Apparently no amount of facts or reports to the contrary will change or make the various medias disregard BP's estimate that 210,000 gallons per day are being spilled into the Gulf. Almost every news site I visited yesterday had the lying BP estimate - the singular exception was the NYT's article linked below. Stenography would seem to be the order of the day, and newspaper companies ask why more people don't subscribe.

Starting a full 2 weeks ago those numbers were discredited and reported by outlets in the MSM as being off by a factor of 5 and perhaps 10, and yet strangley they go back to the BP numbers.

Today scientists in the Gulf say, and the NYT's is reporting, they've discovered giant plumes of oil underneath the surface. One such plume measures 10 miles in length, 3 miles in width and 300 feet in thickness. That's a plot for science fiction movie! And you'll note that NYT's report mentions likely amounts spewing are more likely between 25,000 to 80,000 barrels (1 to 3 million gallons per day!).

Briefly today there was good news in the attempts to do something about mitigating the amounts of oil and gas gushing into the Gulf. BP managed to get the siphon inserted into the broken pipe but that was quickly followed by a setback - as reported by NPR - when two remote control robots crashed into each other and knocked the pipes partially apart and dislodged the mile long pipe. Hopefully they'll get this to work in the near future.

Of all the lies, obfuscations and stonewalling BP has engaged in, it was this from the NYT's report that infuriated me most: BP has resisted entreaties from scientists that they be allowed to use sophisticated instruments at the ocean floor that would give a far more accurate picture of how much oil is really gushing from the well.

"The answer is no to that," a BP spokesman, Tom Mueller, said on Saturday. "We're not going to take any extra efforts now to calculate flow there at this point.
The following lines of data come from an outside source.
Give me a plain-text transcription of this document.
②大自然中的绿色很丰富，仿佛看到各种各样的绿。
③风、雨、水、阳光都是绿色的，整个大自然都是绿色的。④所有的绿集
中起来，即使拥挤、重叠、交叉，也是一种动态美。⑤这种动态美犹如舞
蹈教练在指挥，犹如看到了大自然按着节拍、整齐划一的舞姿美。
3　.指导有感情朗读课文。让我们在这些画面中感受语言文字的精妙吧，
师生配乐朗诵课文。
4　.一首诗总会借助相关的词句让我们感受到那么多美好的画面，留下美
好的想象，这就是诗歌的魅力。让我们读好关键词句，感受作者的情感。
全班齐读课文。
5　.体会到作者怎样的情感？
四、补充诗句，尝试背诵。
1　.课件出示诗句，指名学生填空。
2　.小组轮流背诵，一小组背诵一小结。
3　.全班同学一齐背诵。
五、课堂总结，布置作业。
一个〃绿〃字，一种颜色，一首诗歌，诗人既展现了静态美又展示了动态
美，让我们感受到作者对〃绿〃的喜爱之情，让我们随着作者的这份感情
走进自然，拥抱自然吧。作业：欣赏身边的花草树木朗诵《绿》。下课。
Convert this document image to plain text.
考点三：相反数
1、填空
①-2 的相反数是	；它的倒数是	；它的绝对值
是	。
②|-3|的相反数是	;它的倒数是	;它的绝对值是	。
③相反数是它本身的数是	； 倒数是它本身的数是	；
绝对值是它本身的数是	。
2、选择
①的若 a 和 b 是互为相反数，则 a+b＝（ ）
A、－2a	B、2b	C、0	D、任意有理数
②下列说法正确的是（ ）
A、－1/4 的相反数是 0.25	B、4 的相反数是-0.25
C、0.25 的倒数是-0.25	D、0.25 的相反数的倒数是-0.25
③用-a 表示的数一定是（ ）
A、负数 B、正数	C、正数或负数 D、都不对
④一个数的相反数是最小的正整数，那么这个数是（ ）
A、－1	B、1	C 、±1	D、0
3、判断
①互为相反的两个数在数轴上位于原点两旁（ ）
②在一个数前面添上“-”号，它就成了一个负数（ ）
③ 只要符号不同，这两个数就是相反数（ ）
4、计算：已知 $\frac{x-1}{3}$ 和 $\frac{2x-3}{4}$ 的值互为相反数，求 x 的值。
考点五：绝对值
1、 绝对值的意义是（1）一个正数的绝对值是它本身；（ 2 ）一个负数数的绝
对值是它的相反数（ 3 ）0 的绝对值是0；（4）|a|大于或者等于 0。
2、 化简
It's not relevant to the response effort, and it might even detract from the response effort."

If that's not enough to worry about, there are also significant amounts of natural gas being spilled into the Gulf which depletes oxygen in the waters and could result in the creation of a massive dead zone. "It could take years, possibly decades, for the system to recover from an infusion of this quantity of oil and gas," Joye said. "We've never seen anything like this before. It's impossible to fathom the impact."